If you have regular periods, it is typically a good sign that you're ovulating, which is essential if you are trying to get pregnant. However, if you have irregular periods or certain menstrual conditions, your ovulation and your overall fertility could be affected.
Menstruation As a Sign of Fertility
Having a regular menstrual cycle is associated with normal reproductive health. If you're experiencing changes to your menstrual cycle or have always had irregular cycles, this may indicate a problem that can interfere with your ability to conceive.
Can You Be Infertile but Have a Period?
You can have a period and still be infertile. The fact that you are menstruating doesn't necessarily mean that you can conceive, especially if your cycles are irregular.
- If your cycles are longer than normal (more than 35 days), shorter than normal (less than 25 days) or nonexistent, your ovulation will most likely be affected.
- You may not ovulate every month, you may not have the ability to pinpoint when ovulation will occur, or you may not ovulate at all.
- Not knowing when or if you ovulate can cause great difficulty in getting pregnant.
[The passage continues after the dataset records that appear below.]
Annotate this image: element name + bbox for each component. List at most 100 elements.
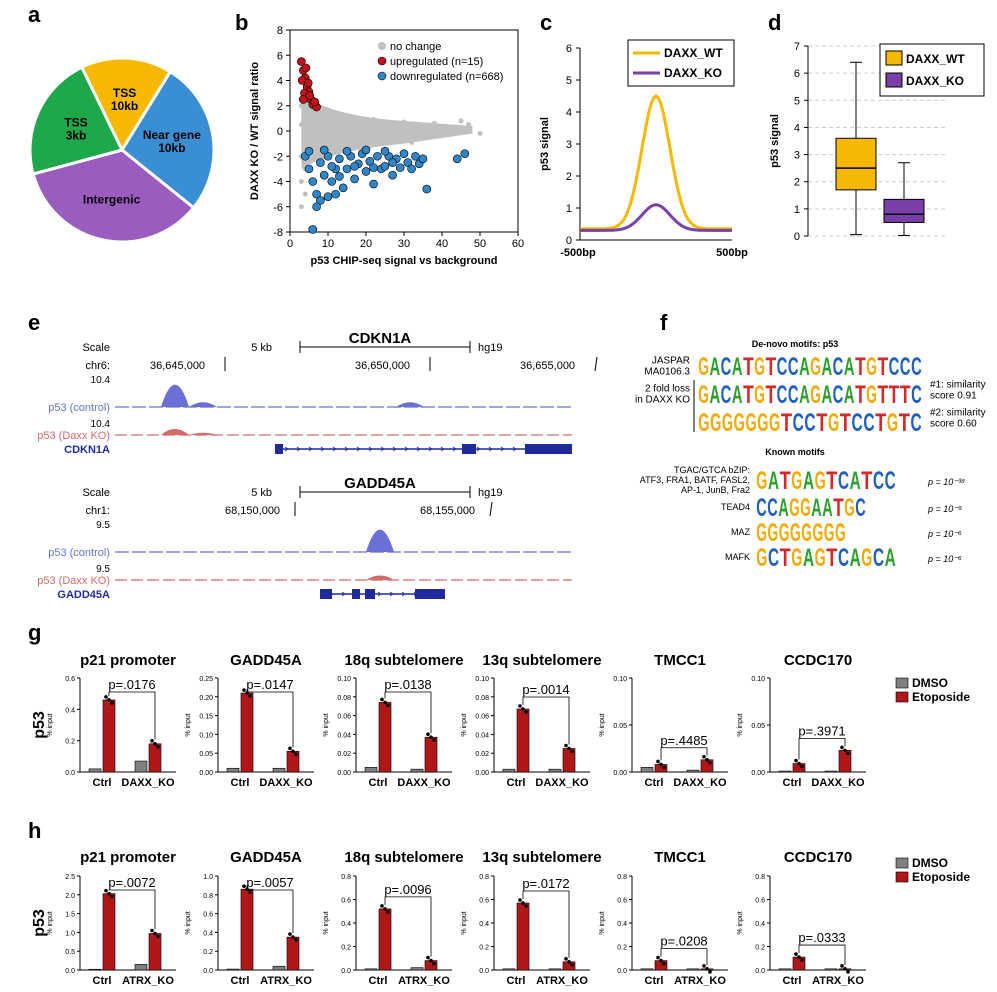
- scatter-point: [335, 172, 344, 181]
- bar-etoposide: [378, 702, 392, 773]
- scatter-point: [301, 63, 311, 73]
- track-label-control: p53 (control): [48, 547, 110, 559]
- y-tick-label: 0.2: [479, 945, 489, 952]
- x-category-label: Ctrl: [783, 975, 802, 987]
- motif-letter: T: [833, 494, 843, 522]
- replicate-dot: [662, 765, 666, 770]
- motif-letter: G: [722, 409, 733, 437]
- p-value-label: p=.0172: [522, 876, 569, 891]
- scatter-point: [393, 132, 399, 138]
- motif-letter: C: [833, 381, 844, 409]
- bar-chart-13q-subtelomere: 13q subtelomere 0.00 0.02 0.04 0.06 0.08 0.10%…: [461, 652, 602, 789]
- motif-score: #2: similarity score 0.60: [930, 408, 986, 430]
- strand-arrow: [548, 446, 553, 452]
- legend-swatch: [895, 677, 909, 689]
- gene-exon: [365, 589, 375, 599]
- significance-bracket: [246, 689, 294, 748]
- gene-model-label: CDKN1A: [64, 444, 110, 456]
- coord-label: 36,655,000: [520, 360, 575, 372]
- motif-letter: A: [844, 381, 855, 409]
- replicate-dot: [521, 901, 525, 905]
- replicate-dot: [426, 955, 430, 960]
- y-tick-label: 0.4: [341, 921, 351, 928]
- strand-arrow: [329, 591, 334, 597]
- track-max: 9.5: [96, 564, 110, 575]
- motif-letter: C: [911, 353, 922, 381]
- motif-letter: G: [866, 381, 877, 409]
- scatter-point: [340, 133, 346, 139]
- replicate-dot: [659, 958, 663, 963]
- y-tick-label: 7: [794, 41, 800, 53]
- x-axis-label: p53 CHIP-seq signal vs background: [310, 255, 497, 267]
- y-tick-label: 0.8: [203, 893, 213, 900]
- y-tick-label: 2: [794, 177, 800, 189]
- motif-letter: A: [850, 467, 861, 495]
- replicate-dot: [794, 952, 798, 956]
- strand-arrow: [437, 591, 442, 597]
- replicate-dot: [564, 743, 568, 748]
- scatter-point: [403, 158, 413, 167]
- motif-letter: C: [889, 353, 900, 381]
- bar-chart-title: CCDC170: [784, 849, 852, 866]
- panel-letter-c: c: [540, 10, 552, 35]
- motif-letter: G: [810, 353, 821, 381]
- bar-chart-CCDC170: CCDC170 0.00 0.05 0.10 % input Ctrl DAXX_KO p=.…: [737, 652, 866, 789]
- motif-letter: A: [768, 467, 779, 495]
- y-tick-label: 0.08: [337, 695, 351, 702]
- scatter-point: [422, 184, 432, 194]
- motif-letter: T: [816, 409, 827, 437]
- track-label-control: p53 (control): [48, 402, 110, 414]
- scatter-point: [333, 120, 339, 126]
- scatter-point: [460, 149, 470, 159]
- y-tick-label: 3: [566, 139, 572, 151]
- bar-chart-title: 13q subtelomere: [482, 849, 601, 866]
- bar-etoposide: [424, 736, 438, 773]
- legend-marker: [377, 56, 387, 66]
- motif-letter: G: [810, 381, 821, 409]
- motif-letter: A: [799, 353, 810, 381]
- motif-letter: G: [734, 409, 745, 437]
- y-tick-label: 0.10: [199, 732, 213, 739]
- motif-letter: C: [788, 381, 799, 409]
- x-category-label: Ctrl: [507, 777, 526, 789]
- replicate-dot: [110, 894, 114, 899]
- motif-letter: C: [767, 494, 777, 522]
- motif-letter: C: [873, 544, 884, 572]
- motif-letter: G: [866, 353, 877, 381]
- panel-letter-a: a: [28, 2, 41, 27]
- scatter-point: [302, 115, 308, 121]
- profile-chart: 0 1 2 3 4 5 6 -500bp 500bp p53 signal DAXX_WT DAXX_…: [539, 39, 748, 259]
- strand-arrow: [368, 446, 373, 452]
- y-axis-label: DAXX KO / WT signal ratio: [249, 62, 261, 200]
- motif-letter: C: [721, 381, 732, 409]
- motif-letter: G: [815, 544, 826, 572]
- bar-dmso: [364, 766, 378, 773]
- y-tick-label: 0.6: [755, 898, 765, 905]
- pie-slice-label: Intergenic: [83, 193, 141, 207]
- significance-bracket: [522, 890, 570, 958]
- gene-exon: [415, 589, 445, 599]
- motif-letter: C: [885, 467, 896, 495]
- y-tick-label: -6: [273, 202, 283, 214]
- legend-swatch: [885, 50, 903, 66]
- motif-letter: T: [875, 409, 886, 437]
- strand-arrow: [284, 446, 289, 452]
- strand-arrow: [428, 446, 433, 452]
- y-tick-label: 4: [566, 107, 572, 119]
- replicate-dot: [702, 964, 706, 968]
- genome-track-CDKN1A: Scale 5 kb CDKN1A hg19 chr6: 36,645,000 36,650…: [37, 330, 598, 456]
- y-tick-label: 6: [277, 50, 283, 62]
- legend-label: DAXX_KO: [664, 66, 722, 80]
- motif-letter: G: [887, 409, 898, 437]
- y-tick-label: 0.00: [337, 770, 351, 777]
- bar-dmso: [686, 968, 700, 971]
- replicate-dot: [380, 904, 384, 908]
- scatter-point: [399, 149, 409, 159]
- bar-chart-title: 13q subtelomere: [482, 652, 601, 669]
- replicate-dot: [426, 732, 430, 737]
- scatter-point: [373, 151, 382, 161]
- scatter-point: [420, 127, 426, 133]
- p-value-label: p=.0072: [108, 875, 155, 890]
- scatter-point: [305, 91, 315, 100]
Even if you experience regular cycles, you may still have problems with ovulation or you simply may not ovulate which is a condition known as anovulation. Other menstrual disorders that can affect your fertility include:
Oligomenorrhea is when your periods are sporadic, infrequent and you may even skip months entirely. When oligomenorrhea occurs in women, it may be caused by various problems, such as PCOS (polycystic ovarian syndrome) or a hormone imbalance, which can throw off the normal menstrual cycle. Oligomenorrhea may also cause problems with ovulation. The lack of a regular menstrual cycle can indicate a fertility problem that means it will be more difficult for you to conceive. In a situation where a woman only ovulates a few times per year, her chances of getting pregnant are greatly reduced.
If your periods stop completely and you have missed three periods in a row, this is known as amenorrhea. There are a number of reasons why a woman may stop menstruating and the doctor will need to rule out pregnancy first. If the pregnancy test is negative, then other possibilities for the lack of menstruation will be considered.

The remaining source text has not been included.